ASA 125th Meeting Ottawa 1993 May

2pSP7. Multi-microphone cross-correlation based processing for robust speech recognition.

Thomas M. Sullivan

Richard M. Stern

Dept. of Elec. and Comput. Eng. and School of Comput. Sci., Carnegie Mellon Univ., Pittsburgh, PA 15213

A new algorithm of signal processing for robust speech recognition using multiple microphones is described. The algorithm, loosely based on human binaural perception, consists of imposing time-aligning delays on the speech signals from each microphone and passing the delayed speech through a bank of bandpass filters and nonlinear rectifiers. The outputs of the nonlinear rectifiers within each frequency band are cross-correlated, providing an estimate of the spectral profile of short-term energy in the speech signal that is resilient to the presence of off-axis noise sources.
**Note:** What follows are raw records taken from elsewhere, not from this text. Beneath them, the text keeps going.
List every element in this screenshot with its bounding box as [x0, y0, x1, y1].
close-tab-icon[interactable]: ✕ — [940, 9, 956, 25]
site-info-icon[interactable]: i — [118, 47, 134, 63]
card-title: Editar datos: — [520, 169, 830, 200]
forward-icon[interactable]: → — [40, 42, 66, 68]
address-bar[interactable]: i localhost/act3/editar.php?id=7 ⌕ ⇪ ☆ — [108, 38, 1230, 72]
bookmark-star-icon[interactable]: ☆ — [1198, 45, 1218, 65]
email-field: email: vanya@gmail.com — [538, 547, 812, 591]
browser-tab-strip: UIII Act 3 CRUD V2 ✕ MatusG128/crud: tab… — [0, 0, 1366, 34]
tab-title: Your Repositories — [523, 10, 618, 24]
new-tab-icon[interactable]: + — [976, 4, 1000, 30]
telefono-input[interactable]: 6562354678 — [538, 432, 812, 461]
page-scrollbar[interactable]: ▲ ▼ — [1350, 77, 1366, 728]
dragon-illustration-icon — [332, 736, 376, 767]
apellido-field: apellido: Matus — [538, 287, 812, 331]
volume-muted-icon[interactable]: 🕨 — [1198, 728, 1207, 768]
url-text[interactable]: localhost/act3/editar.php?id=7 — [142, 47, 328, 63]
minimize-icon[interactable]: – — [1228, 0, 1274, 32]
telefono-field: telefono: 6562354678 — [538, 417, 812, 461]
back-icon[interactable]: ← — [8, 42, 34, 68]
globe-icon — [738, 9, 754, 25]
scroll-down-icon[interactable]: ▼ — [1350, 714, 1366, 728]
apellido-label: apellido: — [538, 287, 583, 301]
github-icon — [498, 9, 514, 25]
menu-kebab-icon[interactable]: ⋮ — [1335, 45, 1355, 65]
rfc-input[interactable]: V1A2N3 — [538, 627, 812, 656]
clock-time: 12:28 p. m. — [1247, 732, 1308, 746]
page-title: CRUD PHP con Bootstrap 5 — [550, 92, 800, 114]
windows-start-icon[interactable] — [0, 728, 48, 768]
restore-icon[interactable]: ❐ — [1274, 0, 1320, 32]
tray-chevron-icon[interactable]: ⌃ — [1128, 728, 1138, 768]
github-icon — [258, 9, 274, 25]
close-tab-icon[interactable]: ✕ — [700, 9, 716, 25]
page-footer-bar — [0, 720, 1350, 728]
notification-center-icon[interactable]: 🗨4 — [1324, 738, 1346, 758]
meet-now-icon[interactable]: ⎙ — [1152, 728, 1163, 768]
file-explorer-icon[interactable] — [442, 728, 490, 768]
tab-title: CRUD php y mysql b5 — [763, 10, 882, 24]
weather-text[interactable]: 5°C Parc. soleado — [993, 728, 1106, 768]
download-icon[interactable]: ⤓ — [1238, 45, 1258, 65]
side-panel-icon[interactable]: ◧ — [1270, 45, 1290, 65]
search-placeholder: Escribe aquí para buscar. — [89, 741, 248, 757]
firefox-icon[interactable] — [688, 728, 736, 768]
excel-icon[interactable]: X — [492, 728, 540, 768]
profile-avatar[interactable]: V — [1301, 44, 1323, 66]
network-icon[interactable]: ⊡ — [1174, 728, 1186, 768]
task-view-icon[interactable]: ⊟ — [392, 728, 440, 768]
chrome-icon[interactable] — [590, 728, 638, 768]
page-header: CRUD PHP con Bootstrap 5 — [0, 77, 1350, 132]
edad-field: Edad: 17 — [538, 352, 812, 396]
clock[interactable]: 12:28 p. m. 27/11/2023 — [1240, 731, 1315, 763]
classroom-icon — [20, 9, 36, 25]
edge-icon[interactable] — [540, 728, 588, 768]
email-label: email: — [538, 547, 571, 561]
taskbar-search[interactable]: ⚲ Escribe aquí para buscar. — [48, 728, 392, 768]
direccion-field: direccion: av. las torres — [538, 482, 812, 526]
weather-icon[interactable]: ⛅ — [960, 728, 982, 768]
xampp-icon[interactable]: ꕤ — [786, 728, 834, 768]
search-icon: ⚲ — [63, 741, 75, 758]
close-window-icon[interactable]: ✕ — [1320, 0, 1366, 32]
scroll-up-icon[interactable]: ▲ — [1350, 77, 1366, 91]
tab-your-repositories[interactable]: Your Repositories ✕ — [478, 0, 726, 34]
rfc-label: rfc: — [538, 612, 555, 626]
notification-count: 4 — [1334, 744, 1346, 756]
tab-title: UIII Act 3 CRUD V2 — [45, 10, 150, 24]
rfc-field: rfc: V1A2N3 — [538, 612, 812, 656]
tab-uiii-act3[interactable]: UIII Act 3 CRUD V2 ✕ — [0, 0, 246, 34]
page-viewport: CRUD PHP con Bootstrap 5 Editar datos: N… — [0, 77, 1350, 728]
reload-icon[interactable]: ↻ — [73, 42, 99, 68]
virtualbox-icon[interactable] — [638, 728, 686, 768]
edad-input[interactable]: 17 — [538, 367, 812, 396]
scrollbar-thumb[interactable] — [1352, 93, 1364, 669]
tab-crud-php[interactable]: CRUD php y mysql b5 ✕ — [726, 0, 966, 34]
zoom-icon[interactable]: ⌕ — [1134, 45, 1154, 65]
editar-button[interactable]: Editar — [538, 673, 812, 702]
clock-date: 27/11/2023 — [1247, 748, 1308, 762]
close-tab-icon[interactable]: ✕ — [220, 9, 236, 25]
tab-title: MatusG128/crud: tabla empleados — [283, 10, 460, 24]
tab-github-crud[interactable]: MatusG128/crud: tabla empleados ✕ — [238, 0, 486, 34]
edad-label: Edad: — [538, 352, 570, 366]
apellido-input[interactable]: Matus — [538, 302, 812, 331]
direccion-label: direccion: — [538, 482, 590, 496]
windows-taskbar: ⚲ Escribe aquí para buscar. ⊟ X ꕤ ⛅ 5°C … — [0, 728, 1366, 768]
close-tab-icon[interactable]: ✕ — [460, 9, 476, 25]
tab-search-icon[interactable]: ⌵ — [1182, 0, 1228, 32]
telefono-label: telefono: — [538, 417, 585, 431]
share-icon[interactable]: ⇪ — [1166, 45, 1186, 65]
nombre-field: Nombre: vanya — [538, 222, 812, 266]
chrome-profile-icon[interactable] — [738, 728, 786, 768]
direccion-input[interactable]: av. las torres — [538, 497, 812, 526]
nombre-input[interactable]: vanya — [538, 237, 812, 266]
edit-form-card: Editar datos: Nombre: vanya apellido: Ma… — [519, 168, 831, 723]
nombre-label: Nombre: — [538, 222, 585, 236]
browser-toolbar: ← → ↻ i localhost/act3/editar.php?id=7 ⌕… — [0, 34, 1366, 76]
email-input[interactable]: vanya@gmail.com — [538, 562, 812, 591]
A cepstral representation of these energy estimates is used as the feature set for automatic speech recognition using the CMU SPHINX system. The multichannel cross-correlation-based algorithm was found to preserve the shape of vowel spectra in additive noise, and it provides better recognition accuracy than is obtained using equivalent single-channel processing with nonclosetalking microphones. The performance of this system was compared to that obtained using delay-and-sum beamforming and conventional adaptive filtering approaches. Finally, some implications of these results for human binaural hearing will be commented on. [Work supported by Motorola and DARPA.]